Other courts have continued to follow the settled law of this Circuit, holding claims under § 10(b) and Rule 10b-5 not arbitrable. E.g., Leone v. Advest, Inc., 624 F.Supp. 297 (S.D.N.Y. 1985); Weizman v. Adornato, 84 Civ. 3603 (E.D.N.Y. April 25, 1985).
. Appellants suggest that the district court's denial of arbitration of the RICO claim was not an appealable interlocutory order under 28 U.S.C. § 1292(a) (1982). We disagree. See Ettelson v. Metropolitan Life Insurance Co., 317 U.S. 188, 191 (1942); Enelow v. New York Life Insurance Co., 293 U.S. 379, 383 (1935); Poriss v. Aacon Auto Transport, Inc., 685 F.2d 56, 59-60 (2 Cir.1982).
. Appellants challenge the arbitrability of their claims against Shearson on numerous grounds. In view of our rulings on the securities and RICO claims, these arguments are not relevant to the litigation of the disputes under federal law but they do require brief examination since, generally, state law claims for fraud and breach of fiduciary duties are arbitrable if there is a valid arbitration clause.
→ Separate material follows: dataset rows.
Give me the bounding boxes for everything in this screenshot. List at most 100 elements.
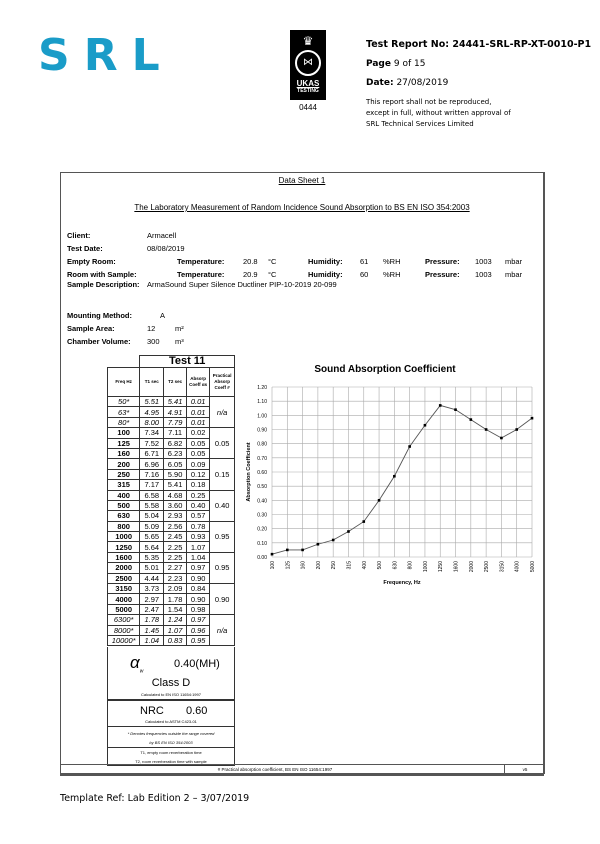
freq-cell: 1250 [106, 541, 141, 553]
coeff-cell: 0.90 [185, 593, 211, 605]
data-point [393, 474, 396, 478]
t1-cell: 8.00 [139, 416, 165, 429]
coeff-cell: 0.01 [185, 416, 211, 429]
nrc-section: NRC 0.60 Calculated to ASTM C423-01 [107, 700, 235, 727]
freq-cell: 1600 [106, 551, 141, 564]
sample-temp: 20.9 [243, 270, 258, 279]
coeff-cell: 1.07 [185, 541, 211, 553]
coeff-cell: 0.98 [185, 603, 211, 616]
nrc-label: NRC [140, 705, 164, 717]
t2-cell: 1.07 [163, 624, 187, 637]
t1-cell: 5.35 [139, 551, 165, 564]
freq-cell: 4000 [106, 593, 141, 605]
note: T1, empty room reverberation time [140, 750, 202, 755]
x-tick-label: 800 [408, 561, 414, 570]
x-axis-label: Frequency, Hz [383, 580, 420, 586]
t1-cell: 2.97 [139, 593, 165, 605]
freq-cell: 400 [106, 489, 141, 501]
t1-cell: 7.16 [139, 468, 165, 481]
table-row: 250 7.16 5.90 0.12 [106, 468, 235, 481]
freq-cell: 1000 [106, 531, 141, 543]
sample-pressure: 1003 [475, 270, 492, 279]
freq-cell: 800 [106, 520, 141, 533]
x-tick-label: 3150 [499, 561, 505, 572]
ukas-logo: ♛ ⋈ UKAS TESTING [290, 30, 326, 100]
freq-cell: 125 [106, 437, 141, 449]
table-row: 200 6.96 6.05 0.09 0.15 [106, 458, 235, 491]
t1-cell: 6.58 [139, 489, 165, 501]
freq-cell: 2500 [106, 572, 141, 585]
t1-cell: 5.65 [139, 531, 165, 543]
empty-pressure: 1003 [475, 257, 492, 266]
humidity-label: Humidity: [308, 257, 343, 266]
t1-cell: 4.95 [139, 406, 165, 418]
data-point [438, 404, 442, 407]
note: T2, room reverberation time with sample [135, 759, 207, 764]
y-tick-label: 0.50 [257, 484, 267, 490]
t1-cell: 7.17 [139, 479, 165, 491]
data-point [423, 423, 427, 427]
disclaimer: This report shall not be reproduced, exc… [366, 97, 511, 130]
t1-cell: 1.78 [139, 614, 165, 626]
desc-label: Sample Description: [67, 280, 140, 289]
t2-cell: 4.68 [163, 489, 187, 501]
results-table: Test 11 Freq Hz T1 sec T2 sec Absorp Coeff … [106, 355, 235, 647]
test-date-value: 08/08/2019 [147, 244, 185, 253]
coeff-cell: 0.25 [185, 489, 211, 501]
x-tick-label: 315 [346, 561, 352, 570]
note: * Denotes frequencies outside the range … [127, 731, 215, 736]
table-row: 315 7.17 5.41 0.18 [106, 479, 235, 491]
absorption-chart: Sound Absorption Coefficient 0.00 0.10 0.20… [246, 364, 536, 586]
t1-cell: 5.58 [139, 499, 165, 512]
sheet-subtitle: The Laboratory Measurement of Random Inc… [134, 203, 470, 212]
client-label: Client: [67, 231, 91, 240]
y-tick-label: 0.20 [257, 527, 267, 533]
alpha-value: 0.40(MH) [174, 658, 220, 670]
t2-cell: 2.27 [163, 562, 187, 574]
coeff-cell: 0.05 [185, 447, 211, 460]
t1-cell: 5.09 [139, 520, 165, 533]
t1-cell: 5.64 [139, 541, 165, 553]
table-row: 800 5.09 2.56 0.78 0.95 [106, 520, 235, 553]
freq-cell: 250 [106, 468, 141, 481]
data-point [331, 538, 335, 542]
y-axis-label: Absorption Coefficient [246, 442, 252, 501]
t1-cell: 5.04 [139, 510, 165, 522]
pressure-label: Pressure: [425, 257, 460, 266]
x-tick-label: 250 [331, 561, 337, 570]
coeff-cell: 0.95 [185, 634, 211, 647]
humidity-unit: %RH [383, 257, 401, 266]
freq-cell: 500 [106, 499, 141, 512]
t2-cell: 3.60 [163, 499, 187, 512]
disclaimer-line: except in full, without written approval… [366, 109, 511, 117]
freq-cell: 100 [106, 427, 141, 439]
table-row: 400 6.58 4.68 0.25 0.40 [106, 489, 235, 522]
volume-value: 300 [147, 337, 160, 346]
empty-temp: 20.8 [243, 257, 258, 266]
t1-cell: 7.52 [139, 437, 165, 449]
table-row: 100 7.34 7.11 0.02 0.05 [106, 427, 235, 460]
practical-coeff-cell: n/a [209, 395, 235, 429]
column-header: T2 sec [163, 367, 187, 397]
y-tick-label: 0.30 [257, 513, 267, 519]
x-tick-label: 1600 [454, 561, 460, 572]
t2-cell: 1.24 [163, 614, 187, 626]
client-value: Armacell [147, 231, 177, 240]
y-tick-label: 0.40 [257, 498, 267, 504]
column-header: Absorp Coeff αs [185, 367, 211, 397]
freq-cell: 63* [106, 406, 141, 418]
table-row: 1250 5.64 2.25 1.07 [106, 541, 235, 553]
page-label: Page [366, 59, 391, 69]
ukas-sub: TESTING [297, 88, 319, 94]
column-header: T1 sec [139, 367, 165, 397]
date-value: 27/08/2019 [396, 78, 449, 88]
x-tick-label: 5000 [530, 561, 536, 572]
room-sample-label: Room with Sample: [67, 270, 137, 279]
freq-cell: 630 [106, 510, 141, 522]
t2-cell: 2.25 [163, 551, 187, 564]
t1-cell: 1.45 [139, 624, 165, 637]
data-point [469, 418, 473, 421]
freq-cell: 160 [106, 447, 141, 460]
freq-cell: 3150 [106, 583, 141, 595]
In the instant case, the district court found that the elements for compelling arbitration were present, i.e., an agreement to arbitrate, arbitrable claims, and the absence of a waiver. We find no reason to disturb the district court’s threshold determination that an enforceable arbitration clause was in effect. While we hold the federal claims here are not within the scope of the arbitration clause, we also hold that the court correctly compelled arbitration of the state law claims for fraud and breach of fiduciary duties.
. Of course, if appellants, upon remand of this case to the district court, should withdraw their pendent state law claims, that would result in no claims left to be arbitrated. All remaining claims would be litigated in the federal court. And bifurcated proceedings would be avoided. See AFP Imaging Corp. v. Ross, supra, 780 F.2d at 205.
. Though the applicability of Wilko v. Swan, supra, to issues arising under § 10(b) and Rule 10b-5 of the Securities Exchange Act of 1934 is settled in this Circuit, it would nonetheless have been helpful if the Securities and Exchange Commission had volunteered an amicus brief to inform us of its views. Without any request, the Commission rendered substantial help with respect to corresponding questions under , the Securities Act of 1933 in Wilko v. Swan, supra —both in this Court, 201 F.2d at 440, 441-42, 445, and in the Supreme Court, 346 U.S. at 427, 428, 440.